Автограф Всеволода Иванова на книге «Партизаны», вышедшей 1921 г. в издательстве «Космист», стал первой серапионовской дарственной надписью в собрании Груздева. Через год был выпущен сборник рассказов «Седьмой берег» (Круг, 1922). На авантитуле книги Иванов надписал: «Илье Груздеву, – да будет душа твоя румяна, так же, как и щеки». Румянец Груздева был традиционной темой для шуток среди Серапионов и близкого им круга людей. Часто это граничило с бестактностью, поскольку обидчивость Груздева также была общеизвестна14.
Осенью 1923 г. Иванов переехал в Москву, и книжные дары на несколько лет прекратились. В столице Иванов попал совсем в иные сферы, знал большую славу и достаток, дружил с Есениным, Пильняком, Пастернаком (последний был его соседом как по «Дому писателей» в Лаврушинском переулке, так и по даче в Переделкино); имел «опасные связи» среди партийно-государственной «верхушки». В 1929 г. он представил Серапионам свою новую жену, Т. В. Иванову. По этому случаю Груздевы устроили у себя «прием». Татьяна Владимировна вспоминала впоследствии, что писателя продолжали связывать с «братьями» «самые прочные и длительные дружеские связи»15. Он оставался постоянным участником ежегодных серапионовых встреч вплоть до конца 1950-х гг., до смерти Зощенко. А в 1920-х гг., вместе с Фединым, как явствует из их переписки, Иванов предпринимал отчаянные попытки подготовить к изданию второй серапионовскй коллективный сборник. По этому поводу в декабре 1925 г. он писал Горькому: «Первого февраля у нас пятилетие Серапионов. Я еду на пару дней в Питер. Хотели выпустить альманах (увы, 2-й только) – не знаю, успеем ли16».
В середине двадцатых годов Иванов пережил тяжелый внутренний кризис, в котором определенную роль сыграла смерть Есенина. 16 декабря 1926 г. он писал Федину: «Я грустный. На днях в припадке меланхолическом сжёг все свои рукописи»17. А месяц спустя, в конце января 1927 г., писатель сообщал об этом Горькому, как об уже преодоленном: «Личные дела мои находились в отвратительном состоянии, меня мотали всякие отчаяния.

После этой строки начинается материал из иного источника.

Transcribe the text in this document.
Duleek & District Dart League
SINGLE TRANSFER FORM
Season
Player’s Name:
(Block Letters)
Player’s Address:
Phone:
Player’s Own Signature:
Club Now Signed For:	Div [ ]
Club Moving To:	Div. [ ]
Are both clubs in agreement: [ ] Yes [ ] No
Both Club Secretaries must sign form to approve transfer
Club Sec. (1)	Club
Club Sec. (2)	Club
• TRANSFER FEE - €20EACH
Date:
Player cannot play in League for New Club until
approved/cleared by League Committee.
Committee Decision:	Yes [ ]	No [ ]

За неделю, приблизительно, до Вашего письма я уничтожил свои рукописи, в том числе роман «Казаки», листов этак пятнадцать, – и вообще размышления были такого сорта: сегодня или завтра застрелиться. Я пишу теперь об этом спокойно, потому что всё это сгинуло. Я саморекламой никогда не занимался. Внутренняя моя насыщенность такова, что я даже не имею друзей»18.
До Груздева дошли слухи о таком состоянии Иванова. В ноябре 1926 г. он также писал Горькому, с которым был связан довольно откровенной перепиской: «Говорят, что душевно очень неустроен … Всеволод Иванов… Я знал, что настроен он был плохо, но в эти рассказы (о сожжённых рукописях. – М. С.) верю мало. Всеволод не Федин и не Зощенко, неврастенией его не возьмёшь. Но правда, что в Москве он засиделся. Хорошо, если бы Вы убедили его проехаться "по Европам". А писатель он отличный. Его небольшие рассказы мне всё больше и больше нравятся»19.

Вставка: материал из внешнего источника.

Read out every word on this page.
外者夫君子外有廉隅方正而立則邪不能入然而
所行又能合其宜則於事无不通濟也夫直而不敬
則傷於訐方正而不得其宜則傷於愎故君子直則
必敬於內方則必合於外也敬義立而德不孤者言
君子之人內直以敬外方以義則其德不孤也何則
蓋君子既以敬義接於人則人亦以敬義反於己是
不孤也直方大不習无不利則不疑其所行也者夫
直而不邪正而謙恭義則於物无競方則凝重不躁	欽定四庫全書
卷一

Нельзя сказать, что отношения Груздева и Иванова были отмечены особой душевной близостью. Это были совершенно полярные натуры: неугомонный, жадный до жизни фантазер и бродяга Иванов и рациональный, склонный к комфорту Груздев. Однако это вовсе не мешало им относиться друг к другу с уважением, что отразилось в инскриптах Иванова, проникнутых дружеской теплотой. Благодаря этим надписям можно судить о том, когда происходили встречи их автора и адресата.

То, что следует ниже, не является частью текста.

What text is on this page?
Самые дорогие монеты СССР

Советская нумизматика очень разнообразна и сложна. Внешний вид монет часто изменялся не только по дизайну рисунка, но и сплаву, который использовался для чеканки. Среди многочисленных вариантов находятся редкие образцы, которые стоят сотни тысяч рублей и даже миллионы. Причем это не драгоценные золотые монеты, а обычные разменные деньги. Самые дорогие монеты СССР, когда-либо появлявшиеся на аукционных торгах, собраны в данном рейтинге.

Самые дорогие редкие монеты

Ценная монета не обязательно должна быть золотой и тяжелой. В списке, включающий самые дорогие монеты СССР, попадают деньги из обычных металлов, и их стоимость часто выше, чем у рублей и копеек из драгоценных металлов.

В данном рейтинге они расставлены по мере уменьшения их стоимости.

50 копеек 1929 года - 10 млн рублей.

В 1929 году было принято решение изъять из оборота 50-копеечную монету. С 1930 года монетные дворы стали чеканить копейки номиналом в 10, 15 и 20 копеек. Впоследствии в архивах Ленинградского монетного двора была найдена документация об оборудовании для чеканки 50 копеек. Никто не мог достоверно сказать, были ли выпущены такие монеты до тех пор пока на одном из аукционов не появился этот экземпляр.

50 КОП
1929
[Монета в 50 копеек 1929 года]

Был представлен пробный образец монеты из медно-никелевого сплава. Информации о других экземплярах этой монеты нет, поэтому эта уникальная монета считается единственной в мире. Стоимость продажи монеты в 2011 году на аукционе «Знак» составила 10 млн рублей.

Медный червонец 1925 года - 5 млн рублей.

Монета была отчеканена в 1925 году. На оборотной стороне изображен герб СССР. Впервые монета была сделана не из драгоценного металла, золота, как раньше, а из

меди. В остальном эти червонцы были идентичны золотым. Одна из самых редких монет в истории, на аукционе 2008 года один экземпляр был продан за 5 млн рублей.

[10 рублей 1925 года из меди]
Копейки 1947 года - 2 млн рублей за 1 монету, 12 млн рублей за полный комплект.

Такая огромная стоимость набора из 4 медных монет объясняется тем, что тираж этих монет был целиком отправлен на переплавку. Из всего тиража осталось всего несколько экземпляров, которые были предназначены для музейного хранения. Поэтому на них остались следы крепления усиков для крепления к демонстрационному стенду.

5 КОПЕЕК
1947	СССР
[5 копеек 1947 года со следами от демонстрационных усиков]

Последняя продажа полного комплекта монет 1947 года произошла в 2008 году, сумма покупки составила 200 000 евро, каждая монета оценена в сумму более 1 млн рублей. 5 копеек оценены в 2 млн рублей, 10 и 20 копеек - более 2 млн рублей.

На рубеже 1920-х–1930-е гг. Иванов работал также над сложными, экспериментальными сочинениями, без особой надежды увидеть их напечатанными: романами «Кремль» (другое название «Ужгинский кремль») и «У»24. В последнем из них в пародийном ключе рассказывалось об опытах по созданию в СССР нового человека25. Рукописей своих новых романов писатель друзьям не показывал, он предлагал их редакциям и получал отказы26.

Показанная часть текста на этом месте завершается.